Was he playing a video game, as the former US Deputy of State Nicholas Burns put it? The US domestic politics indeed becomes a moot point where a wave of support is steadily building up for the Democrats in the November elections to the Congress. In the foreign policy arena too, like in a Salvador Dali painting, all this rather becomes the stuff of a surrealist meditation on the collapse of our notions of a fixed world order. The present crisis has morphed into an inflection point. Trump is all but jettisoning his foreign policy instincts and is also opting to play safe. Clearly, a limited US strike on the Syrian government cannot hope to achieve anything significant. The Syrian troops and their allies have quietly evacuated the major air bases and relocated elsewhere. In effect, the Syrian regime has all but won the seven-year conflict. All major cities and main population centres — Damascus, Aleppo, Latakia, Homs and Hama — are under the regime’s control. These regions spanning the fertile lands along the western coast and the northwest of the country were once dubbed cynically  “useful Syria” by the French colonialists, as distinct from the vast inhospitable deserts and infertile regions to the east and northeast where the US and its Kurdish allies (who form around 10 per cent of Syria’s population) are operating.

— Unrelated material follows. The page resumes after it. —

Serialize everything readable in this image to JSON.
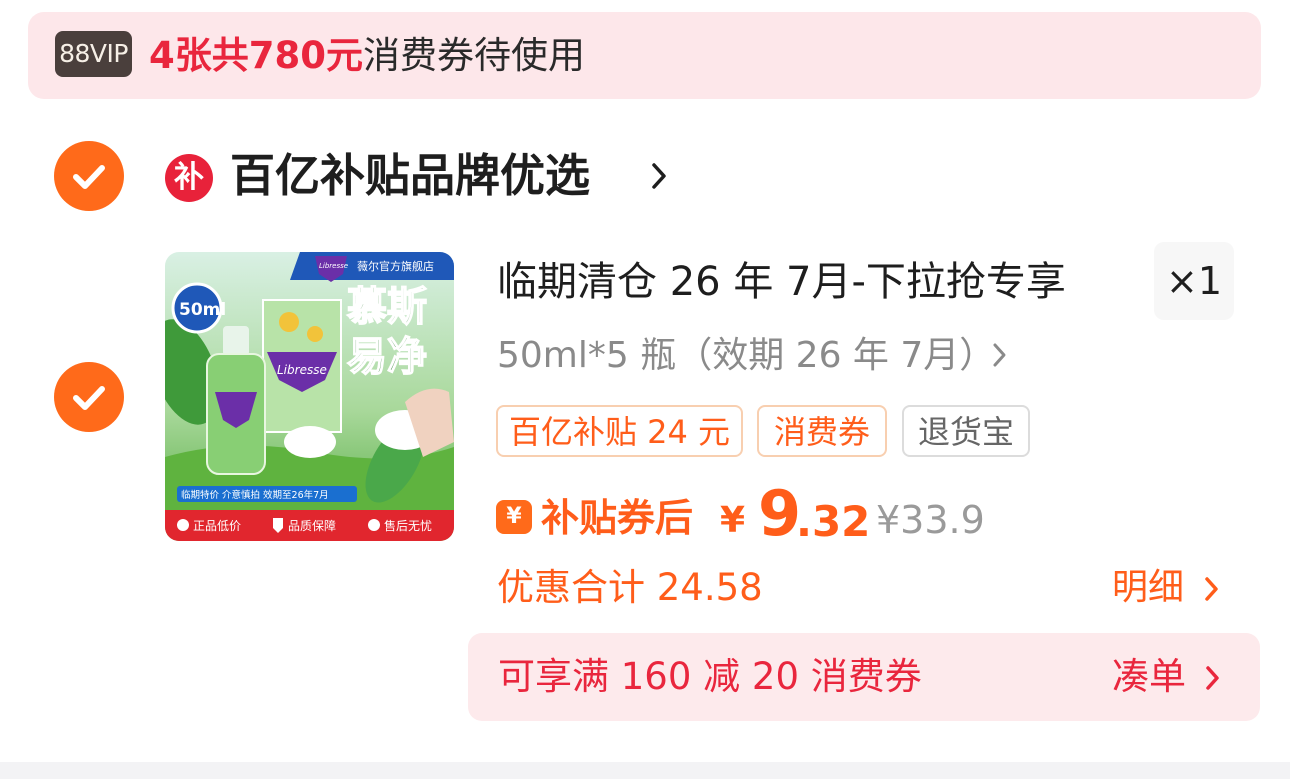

The only plausible explanation for the ecstatic interest in London and Paris for the US-British-French attack on Syrian regime is their collective frustration and anger that the entire regime-change enterprise has collapsed. The capture of East Ghouta, a set of suburbs of Damascus to the east, by government forces a week ago from Salafi jihadi militia has infuriated the Western intelligence. (Douma, where the alleged chemical attack took place last Sunday, is one of three districts of East Ghouta, and was dominated by the Saudi Arabian proxy, Army of Islam.) Then, there is the overarching Western concern that the resurgence of Russian power on the global stage, especially in the Middle East, needs to be countered before it is too late.

Without doubt, Trump’s earlier decision to drawdown the US forces in Syria is fundamentally correct. The point is, a narrow exercise of deterrence — the current “one-time shot, as US Defence Secretary James Mattis described the wave of attacks on Saturday — will not alter the balance of power in Syria. It seems improbable that Trump has any interest, either, to commit resources for “nation-building” in Syria. The futility of reversing the history of political failure in Syria under Obama’s watch is at once apparent — except through a large-scale invasion of Syria. Again, it is already apparent that the European Union is badly divided on the US-UK-French operation. Above all, Trump will come under fire for not seeking Congressional approval and acting without mandate from the UN Security Council, leave alone wait for the chemical investigation team to report back from Syria.

Conceivably, a fair amount of “mil-to-mil” US-Russia consultations took place through the most recent days regarding “deconfliction” procedures. From all appearance, Moscow was notified in advance about the US strike on Syria. However, the heart of the matter is that Saturday’s strike is hugely symbolic and cannot be shrugged away as a “stand-alone” event. Moscow will suspect that a pre-designed scenario is being implemented and Russia itself is threatened.